While many people prefer not to think of their own deaths, those that do often envisage it as during old age with loved ones by their sides. But for some people there are no loved ones. Who holds their hands in the final moments of this life’s journey?

At the Royal Cornwall Hospitals Trust in Truro, it is Margaret who shares that time.

For more than 18 months, Margaret has volunteered to sit with those who are dying so that no one has to die alone.

Margaret’s decision to take on this role has not been a spur of the moment act. It follows a long period of personal reflection starting with an incident when she was a young child.

“My father had come across a young lad who had lost control of his motorbike and been thrown into a field. Dad held and comforted him while he died. When I was a teenager I asked my father about it and he said that he had wanted to give the lad reassurance. He felt that if it had been one of his children, to know someone had been there would alleviate some of his pain in grieving. To this day, when I drive along that road I think of Dad caring for that young man.”

Now married with three grown up children of her own and two grandchildren, Margaret had been volunteering at the hospital for ten years, five of them as a pastoral visitor with the chaplaincy team when hospital chaplain Revd Mark Richards asked her if this was something she would consider.

Margaret has a background in nursing, Ministry to the Sick qualification from the Maryvale Institute and undertakes ongoing training with the chaplaincy team. She has also completed a two year ecumenical course Nurturing the Listening Heart which have all helped her in this role. “I am still learning but I am supported through my faith and by the amazing chaplaincy team giving me the strength to provide this help to others. I personally believe you need to be a person of faith to do this, to be able to embrace silence and pray. I don’t find it stressful and I don’t carry it away with me.”
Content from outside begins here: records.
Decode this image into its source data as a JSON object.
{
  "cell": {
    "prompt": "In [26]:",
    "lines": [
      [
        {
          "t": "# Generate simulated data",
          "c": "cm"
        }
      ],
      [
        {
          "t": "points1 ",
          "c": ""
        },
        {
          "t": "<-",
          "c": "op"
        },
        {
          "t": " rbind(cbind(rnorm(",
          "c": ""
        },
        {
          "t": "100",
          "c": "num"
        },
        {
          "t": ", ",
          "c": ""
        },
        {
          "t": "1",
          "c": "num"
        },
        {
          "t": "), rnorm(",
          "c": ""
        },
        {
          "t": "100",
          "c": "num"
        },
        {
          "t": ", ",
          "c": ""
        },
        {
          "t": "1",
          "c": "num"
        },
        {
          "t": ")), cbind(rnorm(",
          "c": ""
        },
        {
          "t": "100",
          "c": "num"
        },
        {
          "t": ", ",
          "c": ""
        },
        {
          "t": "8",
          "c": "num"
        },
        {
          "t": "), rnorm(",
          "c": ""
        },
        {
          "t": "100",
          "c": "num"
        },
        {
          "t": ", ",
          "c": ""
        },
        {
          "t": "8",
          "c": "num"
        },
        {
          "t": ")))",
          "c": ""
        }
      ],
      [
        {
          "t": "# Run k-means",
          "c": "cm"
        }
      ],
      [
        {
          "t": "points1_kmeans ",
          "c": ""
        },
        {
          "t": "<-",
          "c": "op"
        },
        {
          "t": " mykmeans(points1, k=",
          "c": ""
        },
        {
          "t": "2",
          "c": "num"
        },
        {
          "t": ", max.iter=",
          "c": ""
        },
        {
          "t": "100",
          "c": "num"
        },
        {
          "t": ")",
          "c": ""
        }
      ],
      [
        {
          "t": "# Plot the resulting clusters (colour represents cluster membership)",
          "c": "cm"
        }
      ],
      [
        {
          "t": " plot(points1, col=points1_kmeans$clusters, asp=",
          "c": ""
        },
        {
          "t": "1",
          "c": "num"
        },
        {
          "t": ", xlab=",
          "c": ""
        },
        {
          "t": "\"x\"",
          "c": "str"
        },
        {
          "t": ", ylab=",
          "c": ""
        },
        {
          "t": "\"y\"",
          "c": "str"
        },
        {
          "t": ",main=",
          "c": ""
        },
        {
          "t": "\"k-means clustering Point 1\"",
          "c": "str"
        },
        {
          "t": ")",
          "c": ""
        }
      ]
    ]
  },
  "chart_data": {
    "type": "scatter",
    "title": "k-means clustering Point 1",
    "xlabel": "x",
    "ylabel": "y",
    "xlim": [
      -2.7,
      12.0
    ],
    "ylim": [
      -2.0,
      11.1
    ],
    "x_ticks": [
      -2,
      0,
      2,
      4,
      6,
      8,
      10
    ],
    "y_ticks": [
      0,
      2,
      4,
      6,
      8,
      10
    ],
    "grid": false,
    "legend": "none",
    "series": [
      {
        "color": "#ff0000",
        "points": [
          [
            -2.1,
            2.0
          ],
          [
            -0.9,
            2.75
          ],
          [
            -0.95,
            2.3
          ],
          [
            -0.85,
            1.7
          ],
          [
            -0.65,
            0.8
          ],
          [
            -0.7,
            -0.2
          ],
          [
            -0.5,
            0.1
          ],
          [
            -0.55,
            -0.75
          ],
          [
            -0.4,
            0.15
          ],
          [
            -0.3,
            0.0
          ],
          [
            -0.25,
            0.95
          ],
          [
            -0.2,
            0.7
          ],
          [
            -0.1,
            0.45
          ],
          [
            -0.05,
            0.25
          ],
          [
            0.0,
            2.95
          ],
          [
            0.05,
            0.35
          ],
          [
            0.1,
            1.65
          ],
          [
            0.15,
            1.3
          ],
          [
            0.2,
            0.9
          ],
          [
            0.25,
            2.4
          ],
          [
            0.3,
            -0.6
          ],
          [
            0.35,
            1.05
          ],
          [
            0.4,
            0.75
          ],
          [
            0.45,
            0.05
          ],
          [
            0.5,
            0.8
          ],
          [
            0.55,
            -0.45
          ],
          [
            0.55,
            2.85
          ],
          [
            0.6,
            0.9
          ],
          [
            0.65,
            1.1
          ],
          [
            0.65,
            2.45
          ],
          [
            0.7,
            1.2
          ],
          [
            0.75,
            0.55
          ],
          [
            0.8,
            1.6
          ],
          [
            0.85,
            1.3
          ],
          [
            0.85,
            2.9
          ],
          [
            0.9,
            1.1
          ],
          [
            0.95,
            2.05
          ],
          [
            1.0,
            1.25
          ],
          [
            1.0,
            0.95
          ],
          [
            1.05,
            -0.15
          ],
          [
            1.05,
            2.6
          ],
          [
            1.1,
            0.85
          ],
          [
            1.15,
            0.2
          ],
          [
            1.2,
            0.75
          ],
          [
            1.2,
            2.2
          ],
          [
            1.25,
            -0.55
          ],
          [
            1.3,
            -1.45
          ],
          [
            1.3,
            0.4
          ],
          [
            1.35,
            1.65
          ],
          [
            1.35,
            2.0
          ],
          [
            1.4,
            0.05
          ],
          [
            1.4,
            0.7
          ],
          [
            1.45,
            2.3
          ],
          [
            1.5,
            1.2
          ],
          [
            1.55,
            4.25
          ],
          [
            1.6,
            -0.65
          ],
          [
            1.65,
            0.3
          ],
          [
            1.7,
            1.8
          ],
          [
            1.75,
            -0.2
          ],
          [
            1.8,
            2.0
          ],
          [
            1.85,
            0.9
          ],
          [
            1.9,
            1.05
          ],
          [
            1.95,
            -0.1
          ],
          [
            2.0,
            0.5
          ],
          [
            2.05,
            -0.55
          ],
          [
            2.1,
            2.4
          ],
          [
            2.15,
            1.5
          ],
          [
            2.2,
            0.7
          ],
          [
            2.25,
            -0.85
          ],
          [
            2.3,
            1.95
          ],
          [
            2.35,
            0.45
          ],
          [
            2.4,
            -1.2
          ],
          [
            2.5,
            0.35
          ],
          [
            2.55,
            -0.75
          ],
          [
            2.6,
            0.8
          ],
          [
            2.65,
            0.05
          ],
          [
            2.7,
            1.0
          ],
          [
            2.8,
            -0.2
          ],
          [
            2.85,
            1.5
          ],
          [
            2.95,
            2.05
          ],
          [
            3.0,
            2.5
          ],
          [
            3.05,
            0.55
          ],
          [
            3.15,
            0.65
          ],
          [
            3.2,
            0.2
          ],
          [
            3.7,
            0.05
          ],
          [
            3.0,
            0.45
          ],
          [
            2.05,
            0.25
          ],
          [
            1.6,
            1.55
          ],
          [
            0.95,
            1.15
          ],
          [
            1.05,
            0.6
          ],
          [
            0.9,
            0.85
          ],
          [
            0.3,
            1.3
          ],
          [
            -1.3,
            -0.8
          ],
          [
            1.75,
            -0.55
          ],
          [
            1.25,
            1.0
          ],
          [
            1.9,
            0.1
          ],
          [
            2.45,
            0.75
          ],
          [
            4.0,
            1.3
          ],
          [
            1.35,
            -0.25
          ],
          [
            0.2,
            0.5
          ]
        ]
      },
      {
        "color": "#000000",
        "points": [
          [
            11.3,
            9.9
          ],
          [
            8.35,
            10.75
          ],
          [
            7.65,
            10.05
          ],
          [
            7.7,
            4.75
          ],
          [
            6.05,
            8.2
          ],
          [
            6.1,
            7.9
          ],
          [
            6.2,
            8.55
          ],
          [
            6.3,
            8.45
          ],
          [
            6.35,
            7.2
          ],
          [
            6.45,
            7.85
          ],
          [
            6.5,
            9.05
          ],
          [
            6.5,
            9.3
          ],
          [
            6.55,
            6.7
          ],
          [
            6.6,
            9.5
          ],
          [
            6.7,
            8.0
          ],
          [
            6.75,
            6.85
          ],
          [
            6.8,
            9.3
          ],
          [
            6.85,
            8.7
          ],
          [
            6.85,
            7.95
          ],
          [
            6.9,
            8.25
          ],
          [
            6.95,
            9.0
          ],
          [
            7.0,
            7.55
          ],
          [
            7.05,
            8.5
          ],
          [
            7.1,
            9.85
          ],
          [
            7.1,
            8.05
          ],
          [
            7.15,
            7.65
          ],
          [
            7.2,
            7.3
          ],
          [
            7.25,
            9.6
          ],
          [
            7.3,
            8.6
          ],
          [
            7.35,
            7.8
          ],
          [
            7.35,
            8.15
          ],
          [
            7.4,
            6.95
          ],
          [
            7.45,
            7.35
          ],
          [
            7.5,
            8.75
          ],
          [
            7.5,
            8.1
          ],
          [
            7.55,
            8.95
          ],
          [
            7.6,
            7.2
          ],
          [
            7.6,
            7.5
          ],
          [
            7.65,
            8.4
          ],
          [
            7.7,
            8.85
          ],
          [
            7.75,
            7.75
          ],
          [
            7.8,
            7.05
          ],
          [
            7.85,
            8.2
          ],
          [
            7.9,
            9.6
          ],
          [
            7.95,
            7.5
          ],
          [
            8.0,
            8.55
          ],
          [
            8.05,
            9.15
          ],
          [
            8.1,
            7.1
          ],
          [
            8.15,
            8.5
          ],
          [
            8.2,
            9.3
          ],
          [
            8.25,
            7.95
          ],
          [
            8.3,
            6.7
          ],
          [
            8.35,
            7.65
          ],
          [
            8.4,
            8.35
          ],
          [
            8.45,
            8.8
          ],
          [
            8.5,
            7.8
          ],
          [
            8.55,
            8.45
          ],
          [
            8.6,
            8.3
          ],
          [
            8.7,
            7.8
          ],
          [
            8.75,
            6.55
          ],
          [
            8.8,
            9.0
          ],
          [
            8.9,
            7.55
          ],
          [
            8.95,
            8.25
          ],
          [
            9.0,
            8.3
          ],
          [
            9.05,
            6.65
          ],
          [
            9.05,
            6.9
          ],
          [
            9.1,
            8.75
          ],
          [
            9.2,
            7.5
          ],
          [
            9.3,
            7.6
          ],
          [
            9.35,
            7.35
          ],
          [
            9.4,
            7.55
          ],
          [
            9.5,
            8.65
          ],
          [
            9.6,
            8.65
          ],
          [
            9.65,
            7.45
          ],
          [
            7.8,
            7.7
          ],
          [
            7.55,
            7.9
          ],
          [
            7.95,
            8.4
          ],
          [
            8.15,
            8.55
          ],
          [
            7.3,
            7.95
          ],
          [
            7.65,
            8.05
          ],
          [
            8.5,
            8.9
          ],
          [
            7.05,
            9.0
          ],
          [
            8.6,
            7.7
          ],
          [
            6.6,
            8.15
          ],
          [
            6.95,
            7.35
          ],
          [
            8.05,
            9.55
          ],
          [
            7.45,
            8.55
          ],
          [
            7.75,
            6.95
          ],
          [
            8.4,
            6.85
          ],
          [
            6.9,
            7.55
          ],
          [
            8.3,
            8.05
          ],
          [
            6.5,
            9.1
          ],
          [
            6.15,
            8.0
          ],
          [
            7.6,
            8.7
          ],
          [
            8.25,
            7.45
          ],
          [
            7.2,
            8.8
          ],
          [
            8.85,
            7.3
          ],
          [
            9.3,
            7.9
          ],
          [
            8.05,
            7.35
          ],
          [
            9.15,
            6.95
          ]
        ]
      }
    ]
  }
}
Margaret doesn’t tell people what she does. “My husband is very supportive and my family and close friends know but I don’t do this for recognition.”

Margaret says her gift is the ability to sit still and quiet and through that she has been able to share special moments with those she has comforted.

“For me to be asked to be alongside someone when they are dying is a great privilege. It is about letting them know someone cares, there was companionship even at the end.”

Margaret provides her time in an on call way. She always begins by introducing herself to the patient and making sure they are not distressed by her presence and then she simply sits. “I don’t talk very much, simply reassuring when I do. Sometimes I hold their hand, sometimes not. One man I did not touch but every ten minutes or so he would turn his head and open his eyes looking at me. We built up a comfortable time of companionship. One lady held and stroked my hand for a few hours, I felt most humbled in that she appeared to be ministering to me!

“Doing this involves a deep level of listening to another person. To read the signs if they are uncomfortable or agitated, to gauge if they want to have their hand held, to reassure them.”

Margaret says everyone’s final moments are unique. “Some people seem to wait until they are alone to pass and other when they are with others. Some of the people I sit with are not all alone in life but their loved ones are far away and can’t make it in time.”

Margaret says many times the patient is stunned and all she does is ask them how they are feeling. “Sometimes they don’t know initially and all we do is talk. On one occasion I held a man’s hand for over an hour in silence while he just cried. It was just about giving him the freedom and comfort to do that.”

At the moment, Margaret is the only volunteer to provide this service in the hospital, although the chaplaincy team carry out the role when requested.

Hospital Chaplain Revd Mark Richards said: “Margaret does not sing her own praises but her work deserves to be recognised. We felt it was important to talk about this so those people who are alone or have no family nearby may take comfort in knowing that it does not mean there will be no one to care.

“While we are the pastoral team and while Margaret is a person of faith, this is not about religion. It is about bringing comfort and companionship to those people who wish it as they face bad news or their time of passing.”